The president of brazil is promoting commercial growth (a good thing that Brazil's economy and people needs) but is deaf to concerns about the amazon rain forest's long term health and sustainability.  Lose too much acreage to clear cutting and the rain forest, becomes just a forest.

This is a classic trade off between short term and long term benefit and I'm not sure how the voters in Brazil will respond (this just happened ).

JR

PS: If it wasn't Cargill there is probably a line of companies behind them willing to take the gig.
 
JohnRoberts said:
I think there may be a more obvious even higher profile villain. The president of Brazil just fired his science advisor who was in charge of tracking the amazon deforestation... The science advisor had the temerity to tell the public the truth about worsening amazon deforestation, so he got canned.

Similar things are happening under the Trump administration. Many decades of scientifc data may be lost forever. I'm not sure many of the voters know / understand / care.
 
Similar things are happening under the Trump administration. Many decades of scientifc data may be lost forever. I'm not sure many of the voters know / understand / care.

Didn't Tocqueville say something about people getting the government they deserve?  We'll be the most egalitarian of countries in the belt of sand!

B1H7Xa2.jpg
 
I should plant more really ,
Ive noticed an upswing in people planting to save the planet , its not going to do any harm ,but if we have underlying causes of extinction it wont make a toss of a difference other than make us feel slightly better as we get sucked down the plug hole .

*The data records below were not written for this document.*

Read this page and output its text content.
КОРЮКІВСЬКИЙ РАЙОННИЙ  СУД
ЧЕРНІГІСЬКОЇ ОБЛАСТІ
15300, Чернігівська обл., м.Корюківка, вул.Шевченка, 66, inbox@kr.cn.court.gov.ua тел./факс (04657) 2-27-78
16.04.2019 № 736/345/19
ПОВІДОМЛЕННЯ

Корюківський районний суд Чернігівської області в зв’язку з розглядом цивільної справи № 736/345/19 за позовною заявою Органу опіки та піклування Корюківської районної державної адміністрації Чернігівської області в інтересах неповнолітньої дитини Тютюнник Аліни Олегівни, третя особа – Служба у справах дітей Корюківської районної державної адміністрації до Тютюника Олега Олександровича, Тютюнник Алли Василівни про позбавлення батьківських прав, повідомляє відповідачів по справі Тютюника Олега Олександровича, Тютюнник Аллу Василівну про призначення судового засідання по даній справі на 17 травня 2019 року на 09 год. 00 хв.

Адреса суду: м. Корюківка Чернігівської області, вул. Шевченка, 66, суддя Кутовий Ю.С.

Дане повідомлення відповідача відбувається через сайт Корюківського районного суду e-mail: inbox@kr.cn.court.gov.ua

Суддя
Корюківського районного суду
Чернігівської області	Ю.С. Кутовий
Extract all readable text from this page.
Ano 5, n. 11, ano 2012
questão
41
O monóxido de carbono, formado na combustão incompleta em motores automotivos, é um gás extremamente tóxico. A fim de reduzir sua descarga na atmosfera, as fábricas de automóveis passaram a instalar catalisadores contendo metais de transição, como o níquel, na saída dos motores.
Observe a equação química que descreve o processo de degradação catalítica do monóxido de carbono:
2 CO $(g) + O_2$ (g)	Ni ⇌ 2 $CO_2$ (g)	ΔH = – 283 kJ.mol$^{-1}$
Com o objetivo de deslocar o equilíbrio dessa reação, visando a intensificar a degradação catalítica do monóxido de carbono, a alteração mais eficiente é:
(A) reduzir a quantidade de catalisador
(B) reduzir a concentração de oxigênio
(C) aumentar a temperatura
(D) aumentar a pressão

Lets suppose for a moment an Alien race arrived here , saw what was happening ,
would they wipe us out to preserve the diversity of  the planet ? or sit back and watch 'ring side' as we self destructed ?
 
boji said:
Didn't Tocqueville say something about people getting the government they deserve?  We'll be the most egalitarian of countries in the belt of sand!
Alexis de Tocqueville ("Democracy in America") also said that as soon as the politicians figure out that they can bribe voters with their own money, democracy is dead. He was prescient.

Look at the proposed give aways in the primary campaign going on right now from multiple candidates, tens of trillions dollars.